Changes in atrial expression of iNOS and eNOS in LPS-challenged guinea pigs. (A) Atrial expression of iNOS protein levels in control and LPS-challenged guinea pigs was compared with the housekeeping protein β-actin. Typical Western blots of iNOS and β-actin are shown in the top trace. Data shown are means ± SEM of three separate experiments. *P < 0.05 significantly different from control. (B) Real-time PCR analysis of iNOS mRNA expression in atrial tissues from control and LPS-challenged guinea pigs. The iNOS mRNA levels are normalized to β-actin mRNA levels. Data shown are means ± SEM of six separate experiments. *P < 0.05 significantly different from control. (C) Atrial expression of eNOS protein levels in control and LPS-challenged guinea pigs was compared with β-actin. Typical Western blots of eNOS and β-actin are shown in the top trace.
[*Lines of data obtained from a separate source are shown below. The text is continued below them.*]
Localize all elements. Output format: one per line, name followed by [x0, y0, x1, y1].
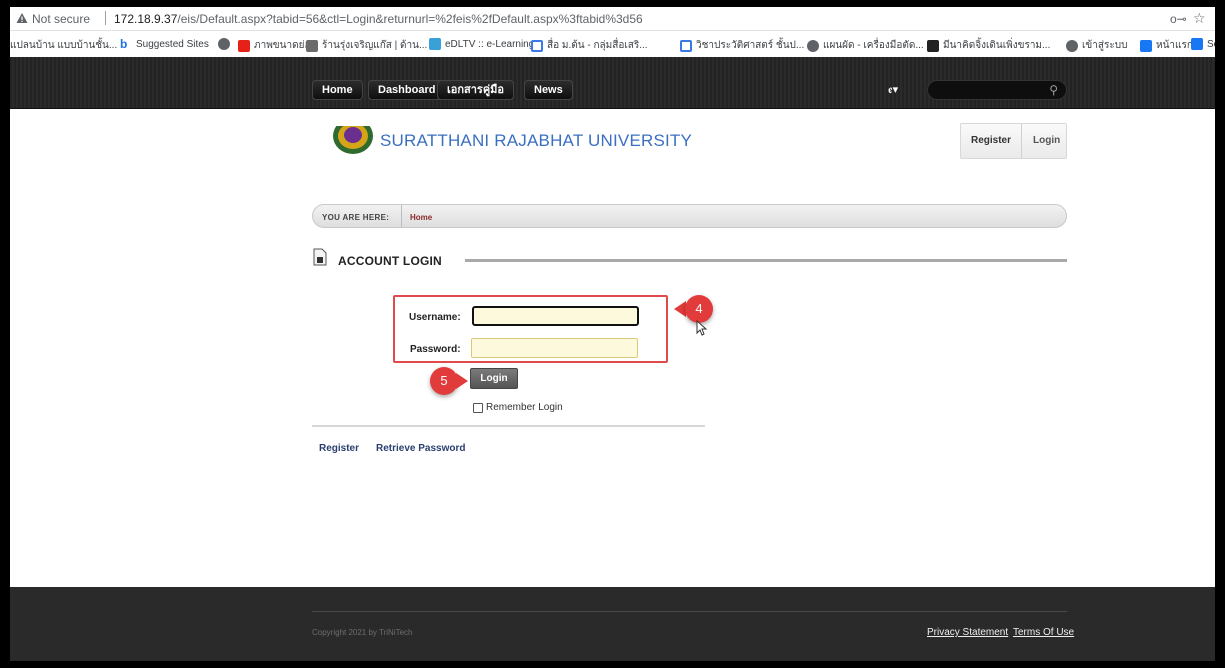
shop-icon: [306, 39, 318, 52]
address-separator: [105, 11, 106, 25]
bookmark-item[interactable]: สื่อ ม.ต้น - กลุ่มสื่อเสริ...: [531, 38, 648, 53]
header-login-link[interactable]: Login: [1033, 135, 1060, 146]
remember-login[interactable]: Remember Login: [473, 402, 563, 413]
bookmark-item[interactable]: b Suggested Sites: [120, 38, 209, 50]
annotation-pointer: [456, 373, 468, 389]
bing-icon: b: [120, 37, 128, 51]
bookmarks-bar: แปลนบ้าน แบบบ้านชั้น... b Suggested Sites…: [10, 35, 1215, 55]
bookmark-item[interactable]: มีนาคิดจิ้งเดินเพิ่งขราม...: [927, 38, 1050, 53]
remember-checkbox[interactable]: [473, 402, 483, 413]
section-rule: [465, 259, 1067, 262]
facebook-icon: [1140, 39, 1152, 52]
warning-icon: [16, 13, 28, 23]
security-label[interactable]: Not secure: [32, 12, 90, 26]
globe-icon: [218, 38, 230, 50]
footer: Copyright 2021 by TriNiTech Privacy Stat…: [10, 587, 1215, 661]
nav-dashboard[interactable]: Dashboard: [368, 80, 446, 100]
nav-home[interactable]: Home: [312, 80, 363, 100]
remember-label: Remember Login: [486, 402, 563, 413]
cursor-icon: [696, 320, 708, 336]
globe-icon: [1066, 39, 1078, 52]
section-title: ACCOUNT LOGIN: [338, 254, 442, 268]
breadcrumb: YOU ARE HERE: Home: [312, 204, 1067, 228]
main-nav: Home Dashboard เอกสารคู่มือ News ꬲ▾ ⚲: [10, 57, 1215, 109]
youtube-icon: [238, 39, 250, 52]
breadcrumb-home[interactable]: Home: [410, 213, 432, 222]
nav-manual[interactable]: เอกสารคู่มือ: [437, 80, 515, 100]
university-logo: [332, 122, 374, 154]
search-input[interactable]: ⚲: [927, 80, 1067, 100]
url-text[interactable]: 172.18.9.37/eis/Default.aspx?tabid=56&ct…: [114, 12, 643, 26]
form-divider: [312, 425, 705, 427]
globe-icon: [807, 39, 819, 52]
docs-icon: [680, 39, 692, 52]
breadcrumb-label: YOU ARE HERE:: [322, 213, 390, 222]
username-input[interactable]: [472, 306, 639, 326]
bookmark-item[interactable]: ร้านรุ่งเจริญแก๊ส | ด้าน...: [306, 38, 427, 53]
search-icon[interactable]: ⚲: [1049, 83, 1058, 97]
bookmark-item[interactable]: หน้าแรก: [1140, 38, 1193, 53]
login-button[interactable]: Login: [470, 368, 518, 389]
annotation-step-4: 4: [685, 295, 713, 323]
breadcrumb-divider: [401, 205, 402, 227]
university-name[interactable]: SURATTHANI RAJABHAT UNIVERSITY: [380, 131, 692, 151]
bookmark-item[interactable]: แปลนบ้าน แบบบ้านชั้น...: [10, 38, 117, 53]
bookmark-star-icon[interactable]: ☆: [1193, 10, 1206, 27]
register-link[interactable]: Register: [319, 443, 359, 454]
bookmark-item[interactable]: ภาพขนาดย่อ: [238, 38, 310, 53]
privacy-statement-link[interactable]: Privacy Statement: [927, 627, 1008, 638]
username-label: Username:: [409, 312, 461, 323]
retrieve-password-link[interactable]: Retrieve Password: [376, 443, 466, 454]
footer-rule: [312, 611, 1067, 612]
language-selector[interactable]: ꬲ▾: [888, 82, 924, 96]
facebook-icon: [1191, 38, 1203, 50]
annotation-step-5: 5: [430, 367, 458, 395]
browser-window: Not secure 172.18.9.37/eis/Default.aspx?…: [10, 7, 1215, 661]
key-icon[interactable]: o⊸: [1170, 12, 1187, 26]
auth-divider: [1021, 124, 1022, 158]
bookmark-item[interactable]: Sora: [1191, 38, 1215, 50]
address-bar[interactable]: Not secure 172.18.9.37/eis/Default.aspx?…: [10, 7, 1215, 31]
docs-icon: [531, 39, 543, 52]
auth-box: Register Login: [960, 123, 1067, 159]
site-icon: [927, 39, 939, 52]
bookmark-item[interactable]: [218, 38, 230, 50]
bookmark-item[interactable]: แผนผัด - เครื่องมือตัด...: [807, 38, 924, 53]
bookmark-item[interactable]: eDLTV :: e-Learning...: [429, 38, 543, 50]
bookmark-item[interactable]: เข้าสู่ระบบ: [1066, 38, 1127, 53]
password-label: Password:: [410, 344, 461, 355]
bookmark-item[interactable]: วิชาประวัติศาสตร์ ชั้นป...: [680, 38, 804, 53]
header-register-link[interactable]: Register: [971, 135, 1011, 146]
password-input[interactable]: [471, 338, 638, 358]
copyright-text: Copyright 2021 by TriNiTech: [312, 628, 413, 637]
terms-of-use-link[interactable]: Terms Of Use: [1013, 627, 1074, 638]
edltv-icon: [429, 38, 441, 50]
nav-news[interactable]: News: [524, 80, 573, 100]
document-icon: [313, 248, 327, 266]
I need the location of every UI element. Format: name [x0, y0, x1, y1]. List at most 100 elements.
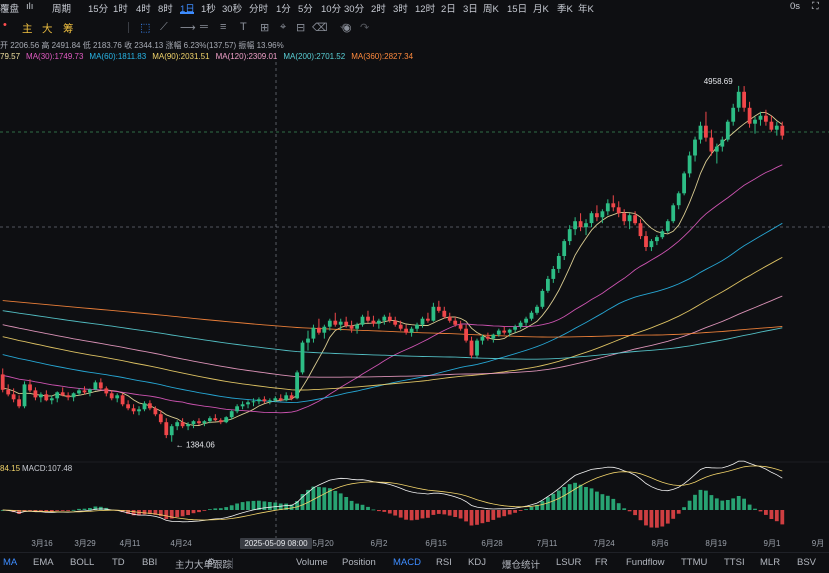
macd-dif-line [2, 460, 783, 523]
price-chart[interactable]: 4958.69 ← 1384.06 84.15 MACD:107.48 3月16 3月2… [0, 0, 829, 552]
macd-histogram-bar [507, 510, 512, 515]
candle-body [436, 306, 441, 311]
candle-body [758, 115, 763, 120]
candle-body [104, 388, 109, 394]
candle-body [235, 406, 239, 412]
macd-histogram-bar [409, 510, 414, 521]
macd-histogram-bar [317, 486, 321, 510]
indicator-tab-fr[interactable]: FR [595, 557, 608, 568]
macd-histogram-bar [142, 510, 147, 515]
macd-histogram-bar [665, 510, 670, 524]
indicator-tab-mlr[interactable]: MLR [760, 557, 780, 568]
indicator-tab-fundflow[interactable]: Fundflow [626, 557, 665, 568]
candle-body [655, 237, 659, 242]
candle-body [567, 229, 572, 242]
candle-body [502, 330, 507, 333]
x-axis-tick: 6月28 [481, 539, 503, 548]
macd-histogram-bar [731, 498, 736, 510]
indicator-tab-ma[interactable]: MA [3, 557, 17, 568]
indicator-tab-macd[interactable]: MACD [393, 557, 421, 568]
indicator-tab-td[interactable]: TD [112, 557, 125, 568]
candle-body [317, 327, 321, 333]
macd-histogram-bar [682, 507, 686, 510]
macd-histogram-bar [774, 510, 779, 522]
macd-histogram-bar [371, 509, 376, 511]
candle-body [164, 422, 169, 436]
x-axis-tick: 3月16 [31, 539, 53, 548]
macd-histogram-bar [197, 510, 201, 513]
macd-histogram-bar [338, 493, 343, 510]
candle-body [158, 414, 163, 423]
macd-histogram-bar [676, 510, 681, 514]
candle-body [93, 382, 98, 390]
candle-body [387, 316, 392, 321]
candle-body [311, 327, 316, 339]
indicator-settings-icon[interactable]: ⚙ [207, 557, 216, 568]
indicator-tab-ema[interactable]: EMA [33, 557, 54, 568]
candle-body [415, 324, 419, 329]
candle-body [611, 203, 616, 208]
macd-histogram-bar [360, 504, 365, 510]
indicator-separator [232, 558, 233, 569]
macd-histogram-bar [311, 486, 316, 510]
x-axis-tick: 4月24 [170, 539, 192, 548]
macd-histogram-bar [366, 506, 370, 510]
indicator-tab-position[interactable]: Position [342, 557, 376, 568]
macd-histogram-bar [660, 510, 665, 527]
candle-body [529, 312, 534, 319]
macd-histogram-bar [595, 491, 599, 510]
macd-histogram-bar [202, 510, 207, 511]
macd-histogram-bar [246, 501, 250, 510]
candle-body [82, 390, 87, 393]
macd-histogram-bar [251, 500, 256, 510]
macd-histogram-bar [377, 510, 381, 512]
macd-histogram-bar [175, 510, 180, 518]
indicator-tab-lsur[interactable]: LSUR [556, 557, 581, 568]
candle-body [28, 384, 32, 391]
candle-body [725, 121, 730, 140]
indicator-tab-bbi[interactable]: BBI [142, 557, 157, 568]
macd-histogram-bar [556, 490, 561, 510]
indicator-tab-爆仓统计[interactable]: 爆仓统计 [502, 557, 540, 571]
candle-body [0, 374, 5, 390]
macd-histogram-bar [769, 510, 774, 519]
macd-histogram-bar [627, 510, 632, 512]
candle-body [224, 417, 229, 423]
candle-body [682, 173, 686, 194]
candle-body [197, 421, 201, 424]
candle-body [71, 393, 76, 398]
macd-histogram-bar [562, 487, 567, 510]
x-axis-tick: 4月11 [120, 539, 141, 548]
indicator-tab-bsv[interactable]: BSV [797, 557, 816, 568]
candle-body [704, 125, 708, 138]
indicator-tab-主力大单踪踪[interactable]: 主力大单跟踪 [175, 557, 232, 571]
candle-body [720, 139, 725, 147]
candle-body [671, 205, 676, 222]
candle-body [546, 278, 550, 291]
candle-body [180, 422, 185, 427]
macd-histogram-bar [491, 510, 496, 520]
indicator-tab-ttsi[interactable]: TTSI [724, 557, 745, 568]
macd-histogram-bar [180, 510, 185, 517]
ma-line-120 [2, 295, 783, 378]
macd-histogram-bar [447, 510, 452, 516]
ma-line-360 [2, 300, 783, 338]
indicator-tab-volume[interactable]: Volume [296, 557, 328, 568]
macd-histogram-bar [605, 495, 610, 510]
macd-histogram-bar [524, 509, 528, 510]
x-axis-tick: 6月2 [371, 539, 388, 548]
indicator-tab-kdj[interactable]: KDJ [468, 557, 486, 568]
macd-histogram-bar [622, 508, 627, 510]
macd-histogram-bar [453, 510, 458, 517]
candle-body [638, 223, 643, 237]
indicator-tab-rsi[interactable]: RSI [436, 557, 452, 568]
macd-histogram-bar [426, 510, 430, 518]
indicator-tab-ttmu[interactable]: TTMU [681, 557, 707, 568]
indicator-tab-boll[interactable]: BOLL [70, 557, 94, 568]
candle-body [55, 392, 60, 399]
candle-body [338, 321, 343, 325]
macd-histogram-bar [698, 489, 703, 510]
candle-body [562, 241, 567, 256]
candle-body [360, 316, 365, 325]
candle-body [475, 340, 479, 356]
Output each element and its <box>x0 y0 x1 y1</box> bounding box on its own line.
Data shown are means ± SEM of four separate experiments.

Figure 8

NO production by atrial cells from control and LPS-challenged guinea pigs. When the animals were treated with l-NAME or EIT, i.p. injection of l-NAME or EIT was given together with LPS. Intracellular NO is visualized with the use of the NO-sensitive dye DAF-2 DA (green). Nuclei were stained with Hoechst 33258 (blue). Representative images from two separate experiments are shown.